Le Postillon. Octobre 2014.

Le gauche bimestriel (2 € les 16 pages), traitant de la cuvette grenobloise, titre pour ce numéro 27: «  Pierre Gattaz et le modèle grenoblois : c’est l’amour » avec Destot reconnaissable à son badge CEA et une rose, dans les bras du président du MEDEF.  
C’est du surligné, sans humour. Les dessins sont pour beaucoup toujours aussi maladroits, mais certains articles sont éclairants tel celui concernant le modèle Grenoblois reposant « sur un pillage de l’argent public, une philosophie inepte et des procédés immoraux » : c’est qu’on n’y va pas avec le dos de la clef à molette chez les amis de « Pièces et main d’œuvre ».
 « La recherche développement » peut être une manne pour les financiers quand le devenir des aides n’est pas suivi. C’est clair à travers l’explication de la stratégie de Raise Partner: cette startup permettant d’optimiser les placements boursiers à l’intérieur de laquelle était impliqué le nouveau maire de Grenoble comme le Postillon le révéla http://blog-de-guy.blogspot.fr/2014/06/le-postillon-ete-2014.html . Où l’on peut apprendre aussi que Pierre Gattaz n’a rien à voir avec l’enracinement isérois de son père Yvon qui créa  l’entreprise Raddiall devenue depuis très branchée sécurité.

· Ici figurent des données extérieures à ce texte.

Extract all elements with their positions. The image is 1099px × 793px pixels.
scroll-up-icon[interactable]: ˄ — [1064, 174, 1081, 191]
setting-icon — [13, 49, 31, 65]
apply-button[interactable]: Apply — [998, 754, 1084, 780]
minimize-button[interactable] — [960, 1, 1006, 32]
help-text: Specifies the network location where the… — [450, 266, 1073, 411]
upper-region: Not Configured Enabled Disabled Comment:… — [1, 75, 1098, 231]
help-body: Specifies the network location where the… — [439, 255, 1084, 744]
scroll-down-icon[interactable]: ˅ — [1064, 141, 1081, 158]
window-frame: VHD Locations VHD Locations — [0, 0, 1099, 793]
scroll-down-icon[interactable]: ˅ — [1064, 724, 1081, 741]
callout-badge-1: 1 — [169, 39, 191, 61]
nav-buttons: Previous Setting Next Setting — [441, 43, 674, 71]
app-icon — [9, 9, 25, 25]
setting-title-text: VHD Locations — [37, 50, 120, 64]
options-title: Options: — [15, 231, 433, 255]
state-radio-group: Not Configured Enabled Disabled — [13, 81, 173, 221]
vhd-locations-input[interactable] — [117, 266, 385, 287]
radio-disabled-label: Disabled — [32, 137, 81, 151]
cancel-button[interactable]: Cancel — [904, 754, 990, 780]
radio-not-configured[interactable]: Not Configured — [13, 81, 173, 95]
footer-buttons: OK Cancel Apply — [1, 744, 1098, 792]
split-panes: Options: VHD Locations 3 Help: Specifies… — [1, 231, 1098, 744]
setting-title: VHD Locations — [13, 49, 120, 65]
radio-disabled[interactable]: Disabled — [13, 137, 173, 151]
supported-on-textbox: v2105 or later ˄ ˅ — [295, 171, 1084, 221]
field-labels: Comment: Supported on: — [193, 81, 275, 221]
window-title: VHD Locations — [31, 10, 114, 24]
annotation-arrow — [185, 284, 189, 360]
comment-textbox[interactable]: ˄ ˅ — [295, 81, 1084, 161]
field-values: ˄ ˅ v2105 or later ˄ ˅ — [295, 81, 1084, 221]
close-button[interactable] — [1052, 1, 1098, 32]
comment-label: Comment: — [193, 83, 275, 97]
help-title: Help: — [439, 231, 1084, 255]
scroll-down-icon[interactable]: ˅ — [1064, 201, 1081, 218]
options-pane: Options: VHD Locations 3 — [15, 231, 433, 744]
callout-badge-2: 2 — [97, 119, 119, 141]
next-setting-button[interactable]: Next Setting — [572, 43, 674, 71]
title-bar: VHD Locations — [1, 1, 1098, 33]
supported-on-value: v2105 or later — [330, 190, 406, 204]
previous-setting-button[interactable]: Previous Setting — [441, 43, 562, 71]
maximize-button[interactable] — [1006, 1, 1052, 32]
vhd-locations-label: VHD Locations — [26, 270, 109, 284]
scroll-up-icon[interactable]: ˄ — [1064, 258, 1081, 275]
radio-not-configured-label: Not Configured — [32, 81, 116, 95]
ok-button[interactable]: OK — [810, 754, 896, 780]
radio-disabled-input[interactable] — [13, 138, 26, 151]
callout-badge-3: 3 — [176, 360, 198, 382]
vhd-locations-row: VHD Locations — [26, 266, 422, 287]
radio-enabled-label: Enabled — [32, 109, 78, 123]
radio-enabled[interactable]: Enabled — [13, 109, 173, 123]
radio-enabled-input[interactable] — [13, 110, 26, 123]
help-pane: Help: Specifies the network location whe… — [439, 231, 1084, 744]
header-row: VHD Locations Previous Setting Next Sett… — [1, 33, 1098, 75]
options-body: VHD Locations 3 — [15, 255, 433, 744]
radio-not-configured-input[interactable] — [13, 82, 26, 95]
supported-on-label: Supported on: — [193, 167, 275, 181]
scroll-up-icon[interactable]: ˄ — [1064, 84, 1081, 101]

« Cette année là, au cours d’une compétition officielle ayant lieu tous les six ans, une équipe d’outsiders de gauche menée par un capitaine charismatique fracasse les tenants du titre. Une victoire historique, un match qui marqua son époque. La recette de ce succès inattendu ? Des candidats issus en partie du monde associatif et de la société civile, un futur maire dynamique à l’image «  efficace »un programme faisant la part belle au « local », à la démocratie participative et au renouvellement de l’action publique… sans parler d’un contexte électoral favorable : gauche traditionnelle déboussolée, droite à la ramasse et un taux d’abstention élevé comme toujours. »
Il s’agit de l’année 1965, quand Dubedout fut élu, en habile introduction à un article intitulé « Piolle, jusqu’audubedoutiste ? » argumenté et vigilant quant aux injonctions participatives de la nouvelle municipalité.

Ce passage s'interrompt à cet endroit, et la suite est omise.